États-Unis, 50 ans après la marche de Selma : le combat des Noirs n’est pas fini11/03/20152015Journal/medias/journalarticle/images/2015/03/p10004.jpg.420x236_q85_box-0%2C82%2C2878%2C1701_crop_detail.jpg

Dans le monde

États-Unis, 50 ans après la marche de Selma : le combat des Noirs n’est pas fini

À l’occasion du 50e anniversaire de la marche de Selma, petite ville de l’Alabama, Barack Obama a prononcé devant des milliers de personnes un discours sur le pont où, à l’époque, 600 manifestants du mouvement des Droits civiques avaient été violemment réprimés par la police. Les images d’hommes et de femmes en habits du dimanche matraqués et poursuivis par des cavaliers retransmises sur les chaînes nationales de télévision provoquèrent alors une énorme émotion dans l’ensemble du pays.

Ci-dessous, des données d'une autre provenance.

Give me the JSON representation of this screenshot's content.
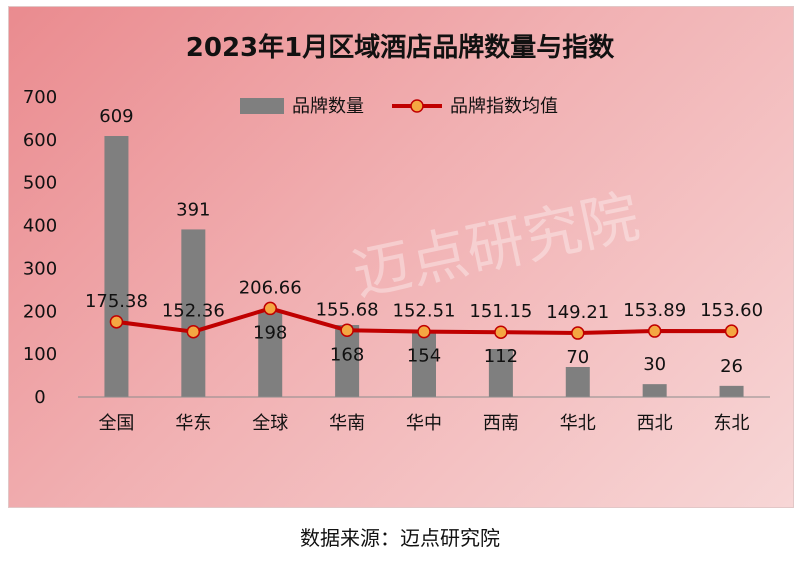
{
  "chart_data": {
    "type": "bar",
    "title": "2023年1月区域酒店品牌数量与指数",
    "categories": [
      "全国",
      "华东",
      "全球",
      "华南",
      "华中",
      "西南",
      "华北",
      "西北",
      "东北"
    ],
    "series": [
      {
        "name": "品牌数量",
        "kind": "bar",
        "color": "#7f7f7f",
        "values": [
          609,
          391,
          198,
          168,
          154,
          112,
          70,
          30,
          26
        ],
        "labels": [
          "609",
          "391",
          "198",
          "168",
          "154",
          "112",
          "70",
          "30",
          "26"
        ]
      },
      {
        "name": "品牌指数均值",
        "kind": "line",
        "color": "#c00000",
        "marker_color": "#f4a742",
        "values": [
          175.38,
          152.36,
          206.66,
          155.68,
          152.51,
          151.15,
          149.21,
          153.89,
          153.6
        ],
        "labels": [
          "175.38",
          "152.36",
          "206.66",
          "155.68",
          "152.51",
          "151.15",
          "149.21",
          "153.89",
          "153.60"
        ]
      }
    ],
    "ylim": [
      0,
      700
    ],
    "yticks": [
      "0",
      "100",
      "200",
      "300",
      "400",
      "500",
      "600",
      "700"
    ],
    "xlabel": "",
    "ylabel": "",
    "grid": false,
    "legend": "top-center"
  },
  "watermark": "迈点研究院",
  "source_text": "数据来源：迈点研究院"
}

Illustration - le combat des Noirs n’est pas fini

Obama avait invité son prédécesseur à la Maison-Blanche, George W. Bush. La présence de cet ancien président républicain qui, entre 2000 et 2008, s’est fait le représentant des courants les plus à droite et les plus réactionnaires de la société américaine, a été critiquée par certains militants des mouvements noirs. Ainsi Diane Nash, connue pour avoir participé aux luttes des années 1960, s’est refusée à participer à la cérémonie anniversaire, expliquant : « Le mouvement de Selma était pour la non-violence, la paix, la démocratie, la justice et le droit de vote. Et George Bush est pour l’exact opposé. »

Obama a rendu hommage aux marcheurs de 1965 en déclarant que, grâce à leur combat, une « Amérique plus juste, plus inclusive, plus généreuse a triomphé ». Cette vision correspond si peu à la réalité de la société américaine d’aujourd’hui qu’Obama lui-même a été obligé, dans le même discours, de reconnaître que la marche contre le racisme aux États-Unis n’était « pas terminée ». Il a dû évoquer à plusieurs reprises les récents incidents à Ferguson, dans le Missouri, où en août dernier un jeune Noir sans arme avait été tué par un policier blanc.

La marche de Selma de 1965 avait pour objectif de faire reconnaître aux autorités racistes de l’État d’Alabama l’inscription des Noirs sur les listes électorales, droit légalement reconnu, mais nié dans les faits. Elle a été suivie de deux autres, menées par Martin Luther King, qui parvinrent finalement à imposer le vote d’une loi, le Voting right act, censée garantir le droit de vote aux Noirs. Mais cela ne suffit pas , et les Noirs durent se battre encore pour pouvoir user de leur droit de vote.

Ces marches furent les dernières grandes mobilisations non-violentes du mouvement des Droits civiques, qui combattait pour l’abrogation des lois instaurant une ségrégation raciale dans le sud des États-Unis. Ses militants et tous ceux qui se mobilisèrent dans ces années-là firent preuve d’un courage et d’une détermination qui permirent au mouvement d’atteindre son objectif.

Les dirigeants de ce mouvement limitaient leur lutte au seul terrain légal. Mais la fin de la ségrégation juridique ne mettait pas un terme aux inégalités sociales. Les Noirs des ghettos des grandes villes des États-Unis commencèrent à se révolter à partir de 1965, et eux n’étaient victimes d’aucune loi raciale. Ils subissaient l’oppression sociale qui pèse sur les plus pauvres dans le système capitaliste.

Finalement, si les mobilisations des Noirs des années 1960 ont permis certains progrès, elles ont surtout bénéficié à une petite bourgeoisie qui a pu accéder à des responsabilités, des places de maire ou même de président avec l’élection d’Obama en 2008. Mais, comme l’a souligné Obama lui-même dans son discours à Selma, le droit de vote est aujourd’hui encore remis en question dans certains États qui imposent des restrictions à l’inscription sur les listes électorales.

Et surtout la grande majorité des Noirs est toujours victime d’une véritable ségrégation sociale. Cinquante ans après la marche de Selma, les Noirs américains ont encore à continuer leur lutte pour leurs droits. Et, dans ce combat, ils ne peuvent rien attendre de politiciens comme Obama.